Déception du collectif, négociations suspendues — Guyane

05 Avril, 2017, 01:20 | Auteur: Lynn Cook
  • Déception du collectif, négociations suspendues — Guyane

Lors des négociations ce samedi, le collectif portant le mouvement social en cours depuis deux semaines en Guyane a réclamé un "nouveau statut" pour ce territoire.

Quelques minutes plus tôt, la ministre des Outre-mer avait déjà fait son mea culpa devant la délégation d'une cinquantaine de Guyanais que Matthias Fekl et elle-même recevaient.

Les ministres ont énuméré une trentaine d'engagements, dont certains avaient déjà été communiqués ces derniers jours.

Parmi les engagements annoncés par les ministres samedi figurent la pérennisation d'un escadron de gendarmes mobiles en Guyane et l'arrivée de 50 gendarmes et policiers en renfort dès 2017, la construction d'un tribunal de grande instance et d'une prison à Saint-Laurent du Maroni, pour un coût respectif de 30 et 50 millions d'euros.

Justice, école, sécurité, santé: la série de mesures mises sur la table par les deux ministres avait été jugé insuffisante par le collectif et n'a pas mis fin à un mouvement de protestation multiforme et d'une ampleur inédite. De leur côté, Ericka Bareigts et la ministre de la Santé Marisol Touraine ont validé mercredi une aide de fonctionnement exceptionnelle de 20 millions d'euros à l'hôpital de Cayenne, en difficulté financière.

Alors que les terres en Guyane appartiennent à l'État français, ce qui alimente un fort mécontentement populaire, Mme Bareigts a annoncé la cession par Paris de 250.000 hectares pour y construire notamment des logements sociaux. 85 millions seront injectés pour améliorer le système de santé, 300 millions dans les infrastructures.

Les collectifs demandent à ce que cinq de leurs représentants soient présents durant la rencontre qui doit se tenirà 17h (heure locale) entre élus et ministres, pour plus de "transparence", disent-ils.

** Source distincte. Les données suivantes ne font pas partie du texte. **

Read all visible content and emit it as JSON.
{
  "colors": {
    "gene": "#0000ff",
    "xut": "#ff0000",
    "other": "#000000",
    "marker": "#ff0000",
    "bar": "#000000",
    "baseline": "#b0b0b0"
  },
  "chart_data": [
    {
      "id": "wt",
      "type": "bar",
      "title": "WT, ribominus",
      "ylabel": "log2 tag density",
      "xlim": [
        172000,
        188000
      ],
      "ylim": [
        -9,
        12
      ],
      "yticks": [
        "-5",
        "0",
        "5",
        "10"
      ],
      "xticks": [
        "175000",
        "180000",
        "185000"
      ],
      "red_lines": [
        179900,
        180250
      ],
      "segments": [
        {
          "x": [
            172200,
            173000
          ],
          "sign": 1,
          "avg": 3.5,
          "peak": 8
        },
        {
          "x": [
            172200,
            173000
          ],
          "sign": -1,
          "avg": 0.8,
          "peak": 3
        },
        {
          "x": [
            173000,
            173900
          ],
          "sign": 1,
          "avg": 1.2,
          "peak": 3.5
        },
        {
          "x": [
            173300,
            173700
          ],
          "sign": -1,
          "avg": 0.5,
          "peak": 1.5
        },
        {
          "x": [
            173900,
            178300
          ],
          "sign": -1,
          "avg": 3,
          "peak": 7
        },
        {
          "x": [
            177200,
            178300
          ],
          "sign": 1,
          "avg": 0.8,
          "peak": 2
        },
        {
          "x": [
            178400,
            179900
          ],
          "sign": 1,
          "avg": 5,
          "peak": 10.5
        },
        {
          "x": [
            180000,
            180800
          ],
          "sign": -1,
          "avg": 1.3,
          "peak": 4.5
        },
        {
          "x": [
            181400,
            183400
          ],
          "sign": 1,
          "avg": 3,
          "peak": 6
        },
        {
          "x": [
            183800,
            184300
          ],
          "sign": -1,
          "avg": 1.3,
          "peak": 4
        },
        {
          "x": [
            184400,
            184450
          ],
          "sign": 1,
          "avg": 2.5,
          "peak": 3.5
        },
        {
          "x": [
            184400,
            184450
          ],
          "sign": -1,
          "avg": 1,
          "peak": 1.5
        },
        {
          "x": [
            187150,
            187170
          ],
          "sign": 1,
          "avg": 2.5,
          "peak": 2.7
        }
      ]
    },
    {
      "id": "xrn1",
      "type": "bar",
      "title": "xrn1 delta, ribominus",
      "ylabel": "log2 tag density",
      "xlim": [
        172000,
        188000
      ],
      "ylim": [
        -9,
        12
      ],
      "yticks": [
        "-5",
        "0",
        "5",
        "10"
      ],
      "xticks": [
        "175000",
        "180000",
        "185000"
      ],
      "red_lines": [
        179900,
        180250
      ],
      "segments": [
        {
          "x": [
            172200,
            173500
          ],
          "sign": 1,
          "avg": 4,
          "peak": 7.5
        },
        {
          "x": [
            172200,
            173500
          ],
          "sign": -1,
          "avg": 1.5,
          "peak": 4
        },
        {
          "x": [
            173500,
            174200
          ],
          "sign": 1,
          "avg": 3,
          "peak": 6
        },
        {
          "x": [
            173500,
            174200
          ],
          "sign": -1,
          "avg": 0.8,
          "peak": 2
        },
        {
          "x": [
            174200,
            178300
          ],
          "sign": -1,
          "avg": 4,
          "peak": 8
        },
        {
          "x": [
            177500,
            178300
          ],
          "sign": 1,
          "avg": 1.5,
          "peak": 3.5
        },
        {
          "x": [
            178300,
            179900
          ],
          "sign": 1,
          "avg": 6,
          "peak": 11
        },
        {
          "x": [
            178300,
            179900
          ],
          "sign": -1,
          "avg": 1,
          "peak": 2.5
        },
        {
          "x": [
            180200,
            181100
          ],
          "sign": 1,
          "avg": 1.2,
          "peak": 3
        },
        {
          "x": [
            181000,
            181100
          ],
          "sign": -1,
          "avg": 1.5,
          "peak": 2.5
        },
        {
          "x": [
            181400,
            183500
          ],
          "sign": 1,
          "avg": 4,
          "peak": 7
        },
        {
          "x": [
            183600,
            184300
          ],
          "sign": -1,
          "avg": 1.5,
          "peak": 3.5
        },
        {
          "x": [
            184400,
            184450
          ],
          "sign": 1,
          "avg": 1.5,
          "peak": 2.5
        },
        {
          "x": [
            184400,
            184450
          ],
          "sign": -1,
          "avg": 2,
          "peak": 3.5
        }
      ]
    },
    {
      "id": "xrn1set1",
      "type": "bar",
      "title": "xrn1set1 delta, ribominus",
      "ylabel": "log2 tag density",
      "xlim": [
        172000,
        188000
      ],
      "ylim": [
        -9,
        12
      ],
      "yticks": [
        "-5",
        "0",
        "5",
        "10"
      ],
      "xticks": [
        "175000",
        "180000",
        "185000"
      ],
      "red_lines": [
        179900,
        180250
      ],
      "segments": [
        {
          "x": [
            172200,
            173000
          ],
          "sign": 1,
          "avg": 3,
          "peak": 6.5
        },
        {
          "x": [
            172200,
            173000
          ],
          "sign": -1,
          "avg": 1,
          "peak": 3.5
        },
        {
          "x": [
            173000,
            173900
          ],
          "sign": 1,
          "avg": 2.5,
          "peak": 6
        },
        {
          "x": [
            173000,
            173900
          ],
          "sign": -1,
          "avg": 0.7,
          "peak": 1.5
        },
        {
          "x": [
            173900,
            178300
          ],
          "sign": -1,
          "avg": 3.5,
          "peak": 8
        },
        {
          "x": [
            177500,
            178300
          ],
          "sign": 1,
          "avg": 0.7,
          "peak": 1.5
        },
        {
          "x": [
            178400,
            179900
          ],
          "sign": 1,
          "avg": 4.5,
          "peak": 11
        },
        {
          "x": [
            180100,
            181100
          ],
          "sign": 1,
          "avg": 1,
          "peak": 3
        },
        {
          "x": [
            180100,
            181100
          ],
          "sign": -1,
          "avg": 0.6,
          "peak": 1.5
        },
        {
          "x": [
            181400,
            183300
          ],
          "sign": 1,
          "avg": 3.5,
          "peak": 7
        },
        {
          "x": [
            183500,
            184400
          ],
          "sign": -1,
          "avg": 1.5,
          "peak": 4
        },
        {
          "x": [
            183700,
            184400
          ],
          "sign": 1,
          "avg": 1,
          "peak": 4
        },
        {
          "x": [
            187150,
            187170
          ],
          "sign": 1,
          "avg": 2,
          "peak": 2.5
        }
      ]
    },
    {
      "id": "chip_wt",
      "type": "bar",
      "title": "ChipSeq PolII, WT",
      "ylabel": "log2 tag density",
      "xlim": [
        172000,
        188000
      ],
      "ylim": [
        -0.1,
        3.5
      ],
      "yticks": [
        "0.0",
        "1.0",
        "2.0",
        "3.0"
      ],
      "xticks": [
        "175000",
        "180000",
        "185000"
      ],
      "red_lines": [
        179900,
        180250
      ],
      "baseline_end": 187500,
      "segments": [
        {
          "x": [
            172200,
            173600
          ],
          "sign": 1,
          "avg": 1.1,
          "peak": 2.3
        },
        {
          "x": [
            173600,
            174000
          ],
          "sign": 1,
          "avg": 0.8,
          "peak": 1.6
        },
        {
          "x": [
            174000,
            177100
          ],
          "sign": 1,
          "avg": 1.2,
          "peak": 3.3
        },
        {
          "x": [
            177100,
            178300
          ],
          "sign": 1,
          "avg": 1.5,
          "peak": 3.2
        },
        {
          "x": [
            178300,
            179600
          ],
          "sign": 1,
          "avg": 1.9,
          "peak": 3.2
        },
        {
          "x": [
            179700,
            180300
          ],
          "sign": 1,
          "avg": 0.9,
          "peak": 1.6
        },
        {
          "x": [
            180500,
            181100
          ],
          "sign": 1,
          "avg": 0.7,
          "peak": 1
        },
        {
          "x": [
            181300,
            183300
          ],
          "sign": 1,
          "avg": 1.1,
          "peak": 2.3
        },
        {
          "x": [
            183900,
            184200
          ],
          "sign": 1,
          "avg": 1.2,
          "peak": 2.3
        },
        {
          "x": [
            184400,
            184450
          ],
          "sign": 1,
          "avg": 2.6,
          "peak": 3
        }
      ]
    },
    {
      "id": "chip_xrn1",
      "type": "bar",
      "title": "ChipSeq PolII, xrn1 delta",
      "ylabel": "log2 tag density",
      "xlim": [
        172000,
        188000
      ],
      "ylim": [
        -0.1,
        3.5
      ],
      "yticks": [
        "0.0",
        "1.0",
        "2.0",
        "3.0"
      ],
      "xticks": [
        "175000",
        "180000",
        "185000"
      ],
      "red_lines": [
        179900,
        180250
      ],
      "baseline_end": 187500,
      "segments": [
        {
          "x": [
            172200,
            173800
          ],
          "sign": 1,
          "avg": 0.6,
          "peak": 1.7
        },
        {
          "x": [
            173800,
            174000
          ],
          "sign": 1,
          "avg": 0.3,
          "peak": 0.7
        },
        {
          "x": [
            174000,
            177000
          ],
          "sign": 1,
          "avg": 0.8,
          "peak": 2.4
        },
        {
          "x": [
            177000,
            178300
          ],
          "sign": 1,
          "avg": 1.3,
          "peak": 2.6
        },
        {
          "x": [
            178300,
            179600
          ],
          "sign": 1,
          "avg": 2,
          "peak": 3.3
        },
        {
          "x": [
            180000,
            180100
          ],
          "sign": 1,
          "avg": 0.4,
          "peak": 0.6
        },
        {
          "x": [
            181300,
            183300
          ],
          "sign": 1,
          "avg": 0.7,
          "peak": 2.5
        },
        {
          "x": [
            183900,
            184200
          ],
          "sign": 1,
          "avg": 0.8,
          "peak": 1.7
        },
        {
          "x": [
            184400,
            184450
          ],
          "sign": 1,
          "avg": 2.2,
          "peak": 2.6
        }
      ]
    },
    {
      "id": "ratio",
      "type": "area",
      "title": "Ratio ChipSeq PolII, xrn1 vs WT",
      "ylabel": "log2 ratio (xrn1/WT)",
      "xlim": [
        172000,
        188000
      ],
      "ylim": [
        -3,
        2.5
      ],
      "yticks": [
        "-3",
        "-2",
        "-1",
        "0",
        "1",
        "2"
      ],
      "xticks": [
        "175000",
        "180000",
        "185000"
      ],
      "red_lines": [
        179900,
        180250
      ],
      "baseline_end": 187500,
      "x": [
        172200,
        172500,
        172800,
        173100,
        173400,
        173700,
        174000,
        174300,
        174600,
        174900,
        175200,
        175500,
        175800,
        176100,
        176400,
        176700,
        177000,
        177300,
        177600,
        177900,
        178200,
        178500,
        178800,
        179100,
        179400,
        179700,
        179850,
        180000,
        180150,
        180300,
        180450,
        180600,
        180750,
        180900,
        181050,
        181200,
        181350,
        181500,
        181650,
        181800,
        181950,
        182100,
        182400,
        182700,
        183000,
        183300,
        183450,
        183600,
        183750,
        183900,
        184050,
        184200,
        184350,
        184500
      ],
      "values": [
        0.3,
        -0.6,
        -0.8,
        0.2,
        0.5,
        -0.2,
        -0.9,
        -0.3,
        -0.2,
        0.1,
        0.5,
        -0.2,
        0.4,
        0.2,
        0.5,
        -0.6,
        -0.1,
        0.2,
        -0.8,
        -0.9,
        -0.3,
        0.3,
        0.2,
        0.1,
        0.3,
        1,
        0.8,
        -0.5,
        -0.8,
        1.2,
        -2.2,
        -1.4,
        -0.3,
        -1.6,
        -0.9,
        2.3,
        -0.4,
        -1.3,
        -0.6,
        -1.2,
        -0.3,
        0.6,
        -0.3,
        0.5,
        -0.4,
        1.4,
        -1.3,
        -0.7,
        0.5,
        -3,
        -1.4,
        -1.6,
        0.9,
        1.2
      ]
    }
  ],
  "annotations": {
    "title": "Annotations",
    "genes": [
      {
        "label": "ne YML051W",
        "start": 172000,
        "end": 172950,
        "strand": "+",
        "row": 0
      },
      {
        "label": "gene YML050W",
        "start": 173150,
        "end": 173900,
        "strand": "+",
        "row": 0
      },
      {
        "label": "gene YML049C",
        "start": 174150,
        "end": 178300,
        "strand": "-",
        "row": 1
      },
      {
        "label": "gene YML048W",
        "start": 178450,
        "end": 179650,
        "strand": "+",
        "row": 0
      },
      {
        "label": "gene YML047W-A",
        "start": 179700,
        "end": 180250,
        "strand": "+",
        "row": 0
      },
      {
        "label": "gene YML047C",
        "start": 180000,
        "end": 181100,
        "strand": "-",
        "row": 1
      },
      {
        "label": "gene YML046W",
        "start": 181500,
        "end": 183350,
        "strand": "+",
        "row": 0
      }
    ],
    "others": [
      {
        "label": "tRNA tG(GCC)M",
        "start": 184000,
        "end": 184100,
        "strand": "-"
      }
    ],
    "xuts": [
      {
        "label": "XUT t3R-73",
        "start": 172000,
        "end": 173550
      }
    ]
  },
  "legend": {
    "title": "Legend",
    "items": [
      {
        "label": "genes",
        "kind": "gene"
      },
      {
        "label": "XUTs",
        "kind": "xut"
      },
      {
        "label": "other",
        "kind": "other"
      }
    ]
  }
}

Vendredi matin, un petit rayon de soleil éclairait les visages de quelques dizaines d'Amérindiens vêtus de rouge, certains portant des chapeaux à plumes, d'autres des habits traditionnels, qui étaient calmement rassemblés devant le bâtiment administratif.

Le collectif " Pou La Gwiyann dékolé", qui regroupe l'ensemble des mouvements protestataires, " demande au président de la République et au gouvernement d'entamer les discussions avec la société guyanaise afin d'ouvrir un débat clair, transparent, visant à doter notre pays, trop éloigné des centres de décisions hexagonaux, un statut particulier pour la Guyane ", a déclaré Davy Rimane, un membre de la délégation, provocant les vivats de la foule.

Des barrages restaient érigés samedi à Cayenne, où toutefois bien plus de magasins étaient ouverts dans le centre que les jours précédents. "C'est vrai en Guyane, mais ça l'est également à Mayotte, ça l'est également aux Antilles". "Au bout de tant d'années, c'est à moi que revient l'honneur de dire, au-delà de ma petite personne, au-delà des fonctions, toutes mes excuses au peuple guyanais", a lancé la ministre du perron de la préfecture de la Guyane, s'attirant les acclamations et les applaudissements de centaines de personnes en contrebas. Des propos qui avaient instantanément apaisé l'atmosphère.